# You're One of those Vale boys.



## Plasticweld (Aug 12, 2016)

_The town I grew up in Andover was an affluent town, I happen to live in what was considered the blue collar section and was often referred to as the wrong side of the tracks, last I knew average home price there was around the half a million dollar mark.  It goes to show you that in a rich town they can look down their nose at anyone.   Mr. Green who the story was written about is remembered well, I doubt in the best terms but a guy with tons of character. _ 


*                                                 You’re one of those Vale boys by Bob Brown*
Mr. Green had a way with words, or at least words and phrases you could remember decades later.  I doubt in today’s world of Politically Correct education there is another teacher out there like him.  Algebra, that’s what he was supposed to be teaching back then, none of the math stuck, but some of his sayings and observations have. 

There are some things in life that make us all perk up and pay attention, dragging your fingernails down a blackboard, if it isn’t at the top of the list is pretty darn close.  Lost in a haze of either boredom or teenage thoughts that morning the loud screeching sounds of Mr. Green’s finger nails made shivers go up and down my spine.  He dragged them very slowly down the blackboard as if playing an instrument.  The rest of the class responds in kind, we sit up and refocus our attentions to the man who could have passed, ‘if was a little shorter’ as a leprechaun dressed in a cheap suit, the tinge of red hair and classic Irish looks only added to the illusion.   He gave out his trademark laugh, it could have been used by any comic book villain “Aun-Haaa!”  done in a very sing song fashion. He never seemed to grow weary of doing this and I’m sure it brought him pure joy; the smile on his face really was a mirror to his soul.  I have no idea where he came from or where he really lived, teachers never revealed that kind stuff to back then, but I am pretty sure it had to be somewhere near Marblehead Mass. As he frequently proclaimed when one of us less gifted in the mysteries of Jr. High math got a question correct, we were rewarded by the phrase “And the dawn comes over Marblehead.”  

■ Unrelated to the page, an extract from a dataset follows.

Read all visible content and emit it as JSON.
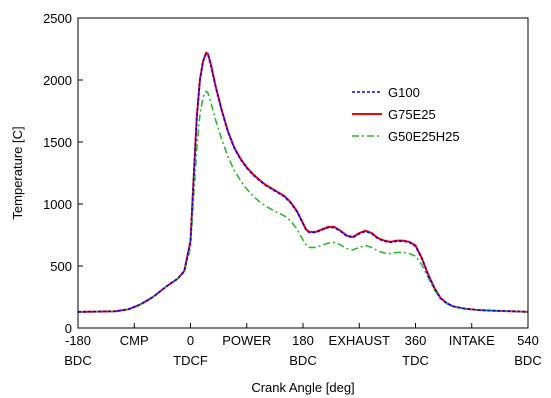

On this particular day I was not going to be rewarded with the phrase.  Surprised that he was actually asking ‘me’ a question.  I had no idea what we were talking about that day or what secret code to the universe we were solving at that particular moment, the minutes remaining until the class ended were usually about as far as I got in doing actual math.  Mr. Green not known for his patience or delicate forms of encouragement, lit into me with a barrage of remarks, either meant get me to step up and pay attention or shame me into what was often referred to back then as, “working to my potential.”  There was no chance for me to reply, nor was any response required back then, we didn’t talk back to teachers.  The diatribe ended with “You're just one of those Vale boys.”  I had not really given much thought to where I had come from, not until that day anyway.  I had always thought I lived in Andover.  That morning while a teenager in the early 70s, I gained an identity that would follow me for the rest of my life.  I am one of those Vale boys.


----------



## Harper J. Cole (Aug 26, 2016)

Bob,

An enjoyable character piece; you bring your teacher to life in just three paragraphs. I'm not familiar with "Vale boys" as a description - do they have something of a reputation?

There were a few SPaG issues with the piece. Here are some suggested tweaks.



Plasticweld said:


> *                                                 You’re one of those Vale boys by Bob Brown*
> Mr. Green had a way with words, or at least words and phrases you could remember decades later.  I doubt in today’s world of *p*olitically *c*orrect education there is another teacher out there like him.  Algebra, that’s what he was supposed to be teaching back then*. N*one of the math stuck, but some of his sayings and observations have.
> 
> There are some things in life that make us all perk up and pay attention *-* dragging your fingernails down a blackboard, if it isn’t at the top of the list*,* is pretty darn close.  Lost in a haze of either boredom or teenage thoughts that morning*,* the loud screeching sounds of Mr. Green’s finger nails made shivers go up and down my spine.  He dragged them very slowly down the blackboard as if playing an instrument.  The rest of the class respond*ed* in kind - we *sat* up and refocus*ed* our attention *on* the man who could have passed, ‘if *he* was a little shorter’ as a leprechaun dressed in a cheap suit*;* the tinge of red hair and classic Irish looks only added to the illusion.   He gave out his trademark laugh, *which* could have been used by any comic book villain*:* “Aun-Haaa!”  done in a very sing*-*song fashion. He never seemed to grow weary of doing this and I’m sure it brought him pure joy; the smile on his face really was a mirror to his soul.  I have no idea where he came from or where he really lived, teachers never revealed that kind stuff to back then, but I am pretty sure it had to be somewhere near Marblehead Mass*, a*s he frequently proclaimed when one of us less gifted in the mysteries of Jr. High math got a question correct, we were rewarded by the phrase “And the dawn comes over Marblehead.”
> ...



Other than one bit where you drop into present tense, it's mostly just punctuation choices. I'd suggest trying to find where the natural pauses are when reading it aloud - commas for short pauses, semicolons for slightly longer ones, etc.

I hope that some of this has been helpful,

HC


----------



## Plasticweld (Aug 26, 2016)

Thanks a ton for helping me out with that...:}


----------



## Bard_Daniel (Aug 28, 2016)

I rather liked this. You showed an intimate reflection of one of your memories and I found it poignant and worthwhile. 

My one gripe was in one of your sentences: " teachers never revealed that kind stuff to back then,". I don't think this sentence works. Maybe you meant that teachers never revealed that kind of stuff back then but that's now how you wrote it. Probably just a typo or formatting error but I thought I would mention it.

Thanks for sharing, it was a treat!


----------



## Plasticweld (Aug 29, 2016)

Good catch you are 100 percent right about the sentence.  I honestly have no idea how as a writer I can look at something I wrote... read it to myself as one thing when it says something completely different.  I had read this back and forth a couple of times and never picked that up.  I guess there is nothing better than a second set of eyes to read over your work.  Thanks for the kind words and pointing out my mistake...Bob


----------